Briefly, the solution works as follows: the crawler finds a pretty AJAX URL (that is, a URL containing a #! hash fragment). It then requests the content for this URL from your server in a slightly modified form. Your web server returns the content in the form of an HTML snapshot, which is then processed by the crawler.
Msg#: 4091398 posted 2:44 am on Mar 7, 2010 (gmt 0)
As I understand it, the issue is not really about reading XML. The issue is indexing a URL with a # mark as being different from the URL without the #. If your site needs this technology, then your various AJAX page states were already NOT getting indexed by the search engines, and this technology is a help, and worth investing the resources to get more search traffic.
I think Google is correct here. The web needs a different way to identify a new AJAX call to the server for page content that wasn't served in the first download. Recycling the simple hash mark for that purpose has definitely been problematic. That's even more the case with the new interest in indexing the page fragments with direct links in the snippet.

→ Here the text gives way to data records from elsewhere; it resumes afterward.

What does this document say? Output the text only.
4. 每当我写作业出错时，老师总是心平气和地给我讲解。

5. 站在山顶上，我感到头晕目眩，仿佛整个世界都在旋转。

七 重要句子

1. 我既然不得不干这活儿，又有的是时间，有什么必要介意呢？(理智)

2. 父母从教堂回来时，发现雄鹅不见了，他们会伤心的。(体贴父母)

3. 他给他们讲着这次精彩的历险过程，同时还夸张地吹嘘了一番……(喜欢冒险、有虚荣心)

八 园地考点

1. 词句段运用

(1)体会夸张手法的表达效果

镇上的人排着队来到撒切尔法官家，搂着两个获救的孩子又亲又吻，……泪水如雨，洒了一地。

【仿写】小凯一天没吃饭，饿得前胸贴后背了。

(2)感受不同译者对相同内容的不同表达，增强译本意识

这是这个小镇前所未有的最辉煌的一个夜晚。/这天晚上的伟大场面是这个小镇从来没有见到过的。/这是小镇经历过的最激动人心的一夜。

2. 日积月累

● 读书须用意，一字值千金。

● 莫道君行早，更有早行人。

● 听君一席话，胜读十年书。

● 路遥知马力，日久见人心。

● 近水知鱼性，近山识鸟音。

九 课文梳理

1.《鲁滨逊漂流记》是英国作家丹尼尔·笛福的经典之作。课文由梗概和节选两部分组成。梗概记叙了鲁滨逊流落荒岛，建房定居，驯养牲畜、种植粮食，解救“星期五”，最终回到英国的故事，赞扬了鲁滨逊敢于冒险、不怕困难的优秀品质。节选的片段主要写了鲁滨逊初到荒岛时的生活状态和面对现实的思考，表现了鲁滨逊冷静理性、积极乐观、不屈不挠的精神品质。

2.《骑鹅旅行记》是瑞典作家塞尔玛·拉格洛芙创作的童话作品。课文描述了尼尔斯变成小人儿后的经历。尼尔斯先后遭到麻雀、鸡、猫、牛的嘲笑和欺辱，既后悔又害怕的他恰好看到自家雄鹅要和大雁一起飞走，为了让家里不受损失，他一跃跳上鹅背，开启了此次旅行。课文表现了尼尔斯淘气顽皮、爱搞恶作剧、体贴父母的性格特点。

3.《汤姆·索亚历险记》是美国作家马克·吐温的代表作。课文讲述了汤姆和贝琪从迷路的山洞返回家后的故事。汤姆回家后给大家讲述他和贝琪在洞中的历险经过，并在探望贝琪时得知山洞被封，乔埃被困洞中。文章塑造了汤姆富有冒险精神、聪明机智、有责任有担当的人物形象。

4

Msg#: 4091398 posted 8:15 pm on Mar 7, 2010 (gmt 0)
Surely it's possible to determine the likelihood of a hash link on a page being in-page or external? If the page is XML it's likely to be the latter, surely? Follow the link and see what comes up: if it's not XML, drop it.
Or perhaps I'm being too simplistic. I come from an age when programming was logical and structured, before internet "gurus" got hold of the idea. :)

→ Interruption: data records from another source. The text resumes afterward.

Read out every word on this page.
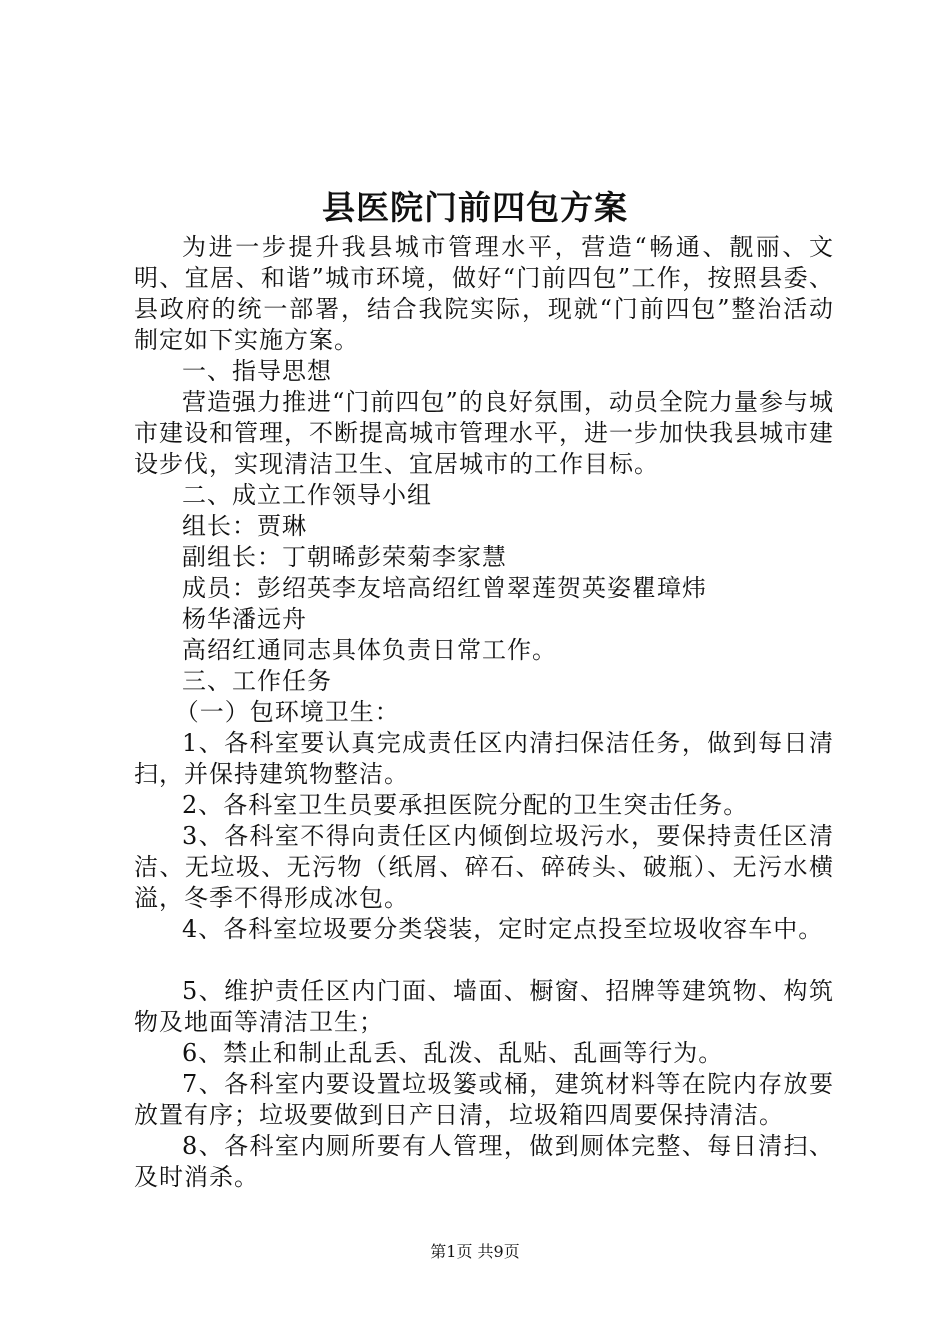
县医院门前四包方案

为进一步提升我县城市管理水平，营造“畅通、靓丽、文明、宜居、和谐”城市环境，做好“门前四包”工作，按照县委、县政府的统一部署，结合我院实际，现就“门前四包”整治活动制定如下实施方案。

一、指导思想

营造强力推进“门前四包”的良好氛围，动员全院力量参与城市建设和管理，不断提高城市管理水平，进一步加快我县城市建设步伐，实现清洁卫生、宜居城市的工作目标。

二、成立工作领导小组

组长：贾琳

副组长：丁朝晞彭荣菊李家慧

成员：彭绍英李友培高绍红曾翠莲贺英姿瞿璋炜

杨华潘远舟

高绍红通同志具体负责日常工作。

三、工作任务

（一）包环境卫生：

1、各科室要认真完成责任区内清扫保洁任务，做到每日清扫，并保持建筑物整洁。

2、各科室卫生员要承担医院分配的卫生突击任务。

3、各科室不得向责任区内倾倒垃圾污水，要保持责任区清洁、无垃圾、无污物（纸屑、碎石、碎砖头、破瓶）、无污水横溢，冬季不得形成冰包。

4、各科室垃圾要分类袋装，定时定点投至垃圾收容车中。

5、维护责任区内门面、墙面、橱窗、招牌等建筑物、构筑物及地面等清洁卫生；

6、禁止和制止乱丢、乱泼、乱贴、乱画等行为。

7、各科室内要设置垃圾篓或桶，建筑材料等在院内存放要放置有序；垃圾要做到日产日清，垃圾箱四周要保持清洁。

8、各科室内厕所要有人管理，做到厕体完整、每日清扫、及时消杀。

第1页 共9页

As to getting more search traffic: if the browser can't display it, surely it ain't much use? The punter (eg me) will go away and find a page that can be viewed.
Or is non-viewable an XML design fault? If so, I think IANA should be told.
Msg#: 4091398 posted 9:54 pm on Mar 7, 2010 (gmt 0)
You're right - a major part of the html/xhtml on the web is a far, far distance from anything you could call disciplined programming. If web pages were treated as true programming, then your browser would be blank almost all of the time today!
Also a crawler is definitely not using the same kind of approach that a visual browser uses. Different goals, different end uses. I don't know if this #! approach that Google suggests will really fly or not, but it's not too bad as a first attempt.